On the day of the ride, they arrive at Good Sam at either 6:30 a.m. or 6:30 p.m. They stay for a full 12-hour shift. They must be on site because the helicopter lifts off within 12 minutes after a call comes in. Between rides, the passengers visit the Emergency Department, the intensive care unit, the cath lab and other areas. They also get a safety briefing by the AirCare pilot.

Because Good Samaritan has the only trauma center between Lincoln and Scottsbluff, about 65 percent of AirCare flights bring patients in to Kearney. The remaining flights take patients, once stabilized, to Denver, Omaha or Kansas City. Its coverage area includes central Nebraska west to McCook, north to South Dakota and south into Kansas.

Jason Whalen, an EMT and fire administrator for the Kearney Volunteer Fire Department, can’t say enough about his recent AirCare ride even though he’s no stranger to trauma care and emergency medicine. Thanks to a strong tailwind, it took just 19 minutes to fly to Ord to pick up an accident victim. “The staff was so professional,” he said. “The flight staff and the emergency room staff in Ord worked well together. My AirCare ride was fabulous.”

Born north of Greeley, Whalen knows how critical AirCare is to people who live in sparsely populated areas. He always hoped to become a flight nurse, but when he was in the National Guard, a friend talked him into a career in the fire department. He has no regrets. “I have the best of both worlds,” he said, adding, “Getting my pilot’s license is now on my bucket list.”
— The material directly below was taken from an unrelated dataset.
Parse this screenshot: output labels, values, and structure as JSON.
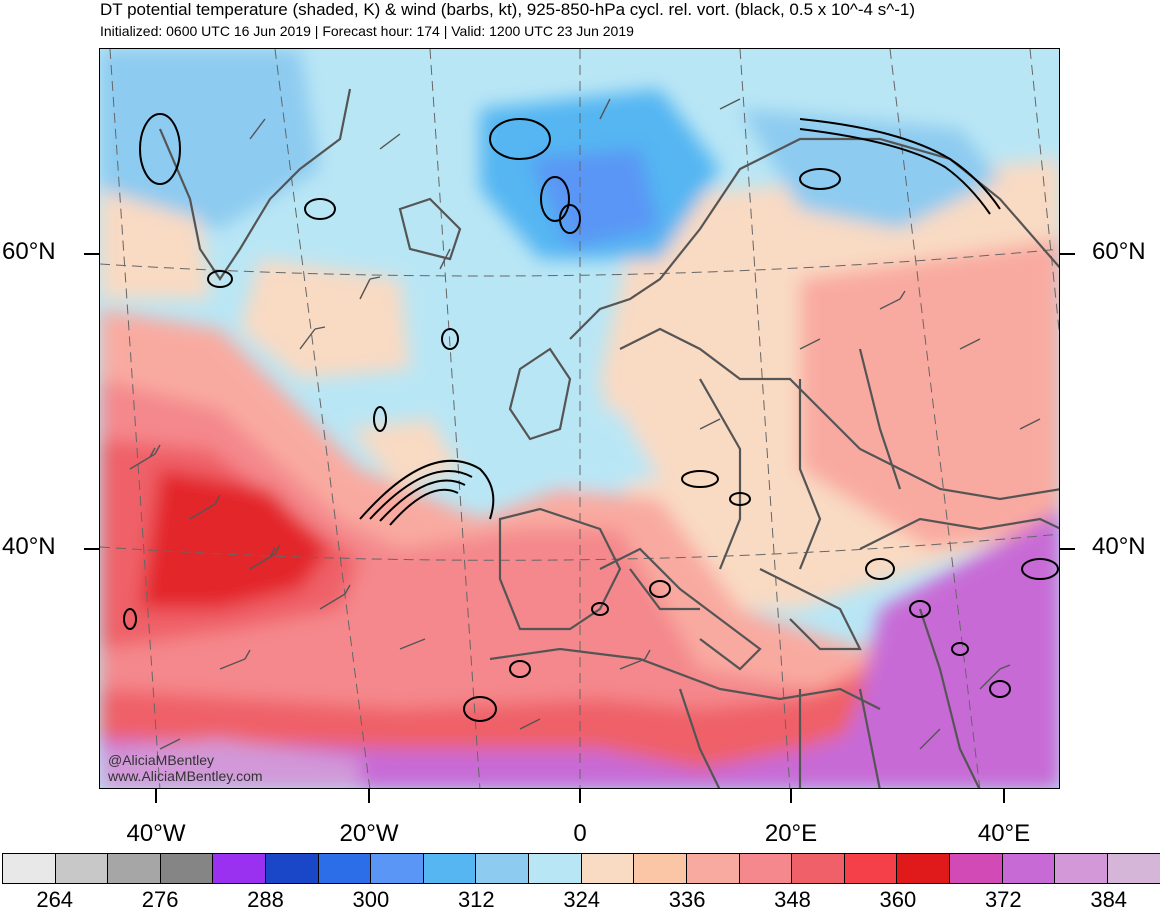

AirCare pilots include Elliot Rivera, Ryan Kennedy, Shon Keith and Matt Volf. Besides Ballmer, flight nurses are Sara Slingsby, Joan Kreutzer, Stephanie Sydow, Kevin Vickers, Joseph Debban, Tammie Preissler, Kari Yelken, Denise Poland and Megan Thorman.

Kendle added, “I would strongly urge my colleagues to go for a fly-along to gain experience and learn from some of best. The staff made the experience unforgettable.”